Лайзо улыбается мягко, словно извиняясь, но с его бородой это выглядит по-разбойничьи:
– Так поступают все колдуны. Колдовство слабеет при свете дня, когда разум ясный, а воля тверда; оно прокладывает путь через сомнения и соблазны, во тьме. Впрочем, есть и сильное колдовство, но и платить за него приходится много. Я-то сам дюжину раз подумаю, прежде чем решиться, а уж Валх… Не думаю, что тому, кто застыл между жизнью и смертью, вообще есть чем платить. Всё, что мог, он уже отдал – просто чтобы не умереть.
Словно воочию, вижу снова горчично-жёлтый дым, ползучую смерть, гадкую и неотвратимую, и пугаюсь.
«И ты тоже не умирай, пожалуйста», – проносится мысль.
Во рту становится сухо.
– Ты… ты сам говорил, что меня ему так просто не достать. А я буду осторожнее.
– Пока судьба на твоей стороне, – отвечает Лайзо уклончиво, и неясно, то ли он предостерегает меня, то ли утешает. – Сейчас, спустя время, я задумываюсь о том, не Валх ли внушил Фрэнсис Марсден желание поквитаться с Эллисом любой ценой. Конечно, она и без того давно была ближе к демону, чем к смертному человеку, но всё же десять лет жить в покорности и скорби, а затем взбелениться… А Валху было бы это только на руку. Если б ты потеряла разом и двоих, и близкого друга Эллиса, и Мэдди, что тебе как сестра…
С обескураживающей ясностью я сознаю, что он прав, а Валх и впрямь мог вмешаться. А это значит, что он начал всерьёз бить по тем, кто мне дорог, и отныне никто не в безопасности, и надо поспешить, надо найти способ избавиться от него…
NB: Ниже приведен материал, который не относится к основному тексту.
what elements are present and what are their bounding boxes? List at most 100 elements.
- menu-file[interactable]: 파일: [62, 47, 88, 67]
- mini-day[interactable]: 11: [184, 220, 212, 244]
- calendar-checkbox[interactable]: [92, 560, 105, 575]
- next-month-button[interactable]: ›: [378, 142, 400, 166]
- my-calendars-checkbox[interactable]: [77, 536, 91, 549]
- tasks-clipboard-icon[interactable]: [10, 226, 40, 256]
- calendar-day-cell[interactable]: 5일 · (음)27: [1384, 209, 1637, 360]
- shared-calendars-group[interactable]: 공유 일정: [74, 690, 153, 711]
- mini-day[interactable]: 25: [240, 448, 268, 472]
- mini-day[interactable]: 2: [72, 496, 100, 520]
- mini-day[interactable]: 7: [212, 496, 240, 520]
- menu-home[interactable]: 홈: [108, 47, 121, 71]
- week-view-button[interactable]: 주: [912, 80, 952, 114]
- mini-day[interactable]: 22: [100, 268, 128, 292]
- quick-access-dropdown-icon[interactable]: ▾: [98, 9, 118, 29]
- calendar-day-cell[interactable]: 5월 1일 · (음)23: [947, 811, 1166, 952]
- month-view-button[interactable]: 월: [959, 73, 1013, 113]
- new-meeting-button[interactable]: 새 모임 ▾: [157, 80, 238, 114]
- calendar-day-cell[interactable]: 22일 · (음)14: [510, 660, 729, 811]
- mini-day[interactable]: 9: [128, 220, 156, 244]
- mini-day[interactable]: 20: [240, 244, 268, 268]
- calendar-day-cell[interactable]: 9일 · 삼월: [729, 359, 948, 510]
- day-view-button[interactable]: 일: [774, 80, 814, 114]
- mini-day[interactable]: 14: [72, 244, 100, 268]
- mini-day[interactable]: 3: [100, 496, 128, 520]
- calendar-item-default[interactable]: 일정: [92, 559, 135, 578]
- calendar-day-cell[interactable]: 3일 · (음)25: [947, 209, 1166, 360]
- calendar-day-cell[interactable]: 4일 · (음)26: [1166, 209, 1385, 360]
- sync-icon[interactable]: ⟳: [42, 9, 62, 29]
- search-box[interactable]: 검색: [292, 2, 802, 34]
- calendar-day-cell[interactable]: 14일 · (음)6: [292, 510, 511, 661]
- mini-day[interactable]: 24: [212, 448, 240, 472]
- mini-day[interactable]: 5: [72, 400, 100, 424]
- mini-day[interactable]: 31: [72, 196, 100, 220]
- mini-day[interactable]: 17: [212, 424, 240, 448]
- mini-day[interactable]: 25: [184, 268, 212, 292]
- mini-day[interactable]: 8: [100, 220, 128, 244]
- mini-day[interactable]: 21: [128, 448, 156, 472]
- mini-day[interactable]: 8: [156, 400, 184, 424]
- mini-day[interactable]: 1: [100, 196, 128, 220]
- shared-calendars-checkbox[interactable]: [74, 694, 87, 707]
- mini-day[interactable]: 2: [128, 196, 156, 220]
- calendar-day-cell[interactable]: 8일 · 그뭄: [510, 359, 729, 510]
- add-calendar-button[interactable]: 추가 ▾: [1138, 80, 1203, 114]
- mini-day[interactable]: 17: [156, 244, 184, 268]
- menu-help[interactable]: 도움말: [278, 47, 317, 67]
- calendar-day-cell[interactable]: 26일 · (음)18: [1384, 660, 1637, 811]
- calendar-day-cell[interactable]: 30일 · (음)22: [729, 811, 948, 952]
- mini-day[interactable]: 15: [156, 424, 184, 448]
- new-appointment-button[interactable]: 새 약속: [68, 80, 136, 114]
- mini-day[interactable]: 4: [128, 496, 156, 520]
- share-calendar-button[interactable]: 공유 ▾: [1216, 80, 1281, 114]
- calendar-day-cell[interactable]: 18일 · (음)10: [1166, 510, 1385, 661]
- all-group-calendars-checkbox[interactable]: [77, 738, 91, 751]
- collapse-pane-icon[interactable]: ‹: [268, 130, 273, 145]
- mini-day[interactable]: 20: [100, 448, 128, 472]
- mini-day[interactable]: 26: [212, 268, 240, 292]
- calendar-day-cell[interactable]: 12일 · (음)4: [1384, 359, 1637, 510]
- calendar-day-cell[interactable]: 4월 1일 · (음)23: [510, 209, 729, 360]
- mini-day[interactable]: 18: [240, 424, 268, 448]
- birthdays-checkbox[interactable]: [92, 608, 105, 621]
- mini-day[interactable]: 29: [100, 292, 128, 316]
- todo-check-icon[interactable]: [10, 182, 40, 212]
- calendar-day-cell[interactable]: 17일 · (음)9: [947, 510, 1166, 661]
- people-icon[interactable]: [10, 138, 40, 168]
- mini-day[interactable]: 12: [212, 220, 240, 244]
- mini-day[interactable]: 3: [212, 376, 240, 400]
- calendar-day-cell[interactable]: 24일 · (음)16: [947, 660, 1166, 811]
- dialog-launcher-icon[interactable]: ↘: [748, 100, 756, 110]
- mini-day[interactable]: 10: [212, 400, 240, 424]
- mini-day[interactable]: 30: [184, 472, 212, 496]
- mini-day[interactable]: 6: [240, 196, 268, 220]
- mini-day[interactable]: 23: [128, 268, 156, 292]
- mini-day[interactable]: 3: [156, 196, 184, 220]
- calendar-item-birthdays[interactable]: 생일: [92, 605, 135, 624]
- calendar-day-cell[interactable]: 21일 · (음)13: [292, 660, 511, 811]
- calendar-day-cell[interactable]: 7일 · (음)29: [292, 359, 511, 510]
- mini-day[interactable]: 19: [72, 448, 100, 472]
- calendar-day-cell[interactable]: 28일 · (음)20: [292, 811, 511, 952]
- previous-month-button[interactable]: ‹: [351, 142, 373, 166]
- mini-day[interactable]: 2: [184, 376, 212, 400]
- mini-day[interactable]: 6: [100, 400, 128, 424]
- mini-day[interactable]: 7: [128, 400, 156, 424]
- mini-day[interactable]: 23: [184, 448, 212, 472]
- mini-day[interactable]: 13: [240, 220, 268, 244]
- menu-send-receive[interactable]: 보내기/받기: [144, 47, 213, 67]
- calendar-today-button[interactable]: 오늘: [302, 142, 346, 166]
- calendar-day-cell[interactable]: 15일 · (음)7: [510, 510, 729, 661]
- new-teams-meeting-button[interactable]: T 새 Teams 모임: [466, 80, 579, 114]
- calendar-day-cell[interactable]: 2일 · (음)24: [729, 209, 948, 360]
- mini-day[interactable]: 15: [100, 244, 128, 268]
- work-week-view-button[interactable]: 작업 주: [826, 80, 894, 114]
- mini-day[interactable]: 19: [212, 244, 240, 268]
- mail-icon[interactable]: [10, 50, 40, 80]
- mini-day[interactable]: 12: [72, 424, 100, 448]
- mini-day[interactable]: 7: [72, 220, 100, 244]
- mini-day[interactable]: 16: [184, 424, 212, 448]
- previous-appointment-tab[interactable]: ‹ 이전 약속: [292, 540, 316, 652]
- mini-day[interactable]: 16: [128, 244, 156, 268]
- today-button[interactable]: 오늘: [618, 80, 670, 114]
Вот только способа пока нет.
Я чувствую горечь на губах – от страха.
– Умолкни! Довольно об этом, правда, не желаю слышать. Ни к чему меня пугать, если я и так осторожна… И ради всех святых, побрейся! – в моём голосе сквозит раздражение, и становится стыдно. Я понимаю, что уже наговорила лишнего – лишь оттого, что несколькими минутами раньше сильно испугалась за него, и добавляю, исправляясь: – Как ты здесь? Это ведь не Алмания.
Взгляд у него темнеет.
– Нет, но почти. Я… мы на северо-востоке Марсовии, у самой границы, которую пересечём завтра, самое большое, дня через два, когда откроется путь. Границу сторожат и с той стороны, и с этой, и тот, кто сунется, рискует получить пулю… Но с чем человеку не сдюжить, с тем справится колдун, – он коротко и зло смеётся, так непохоже на себя. – Когда я обещал твоему маркизу послужить Короне, то не об этом думал.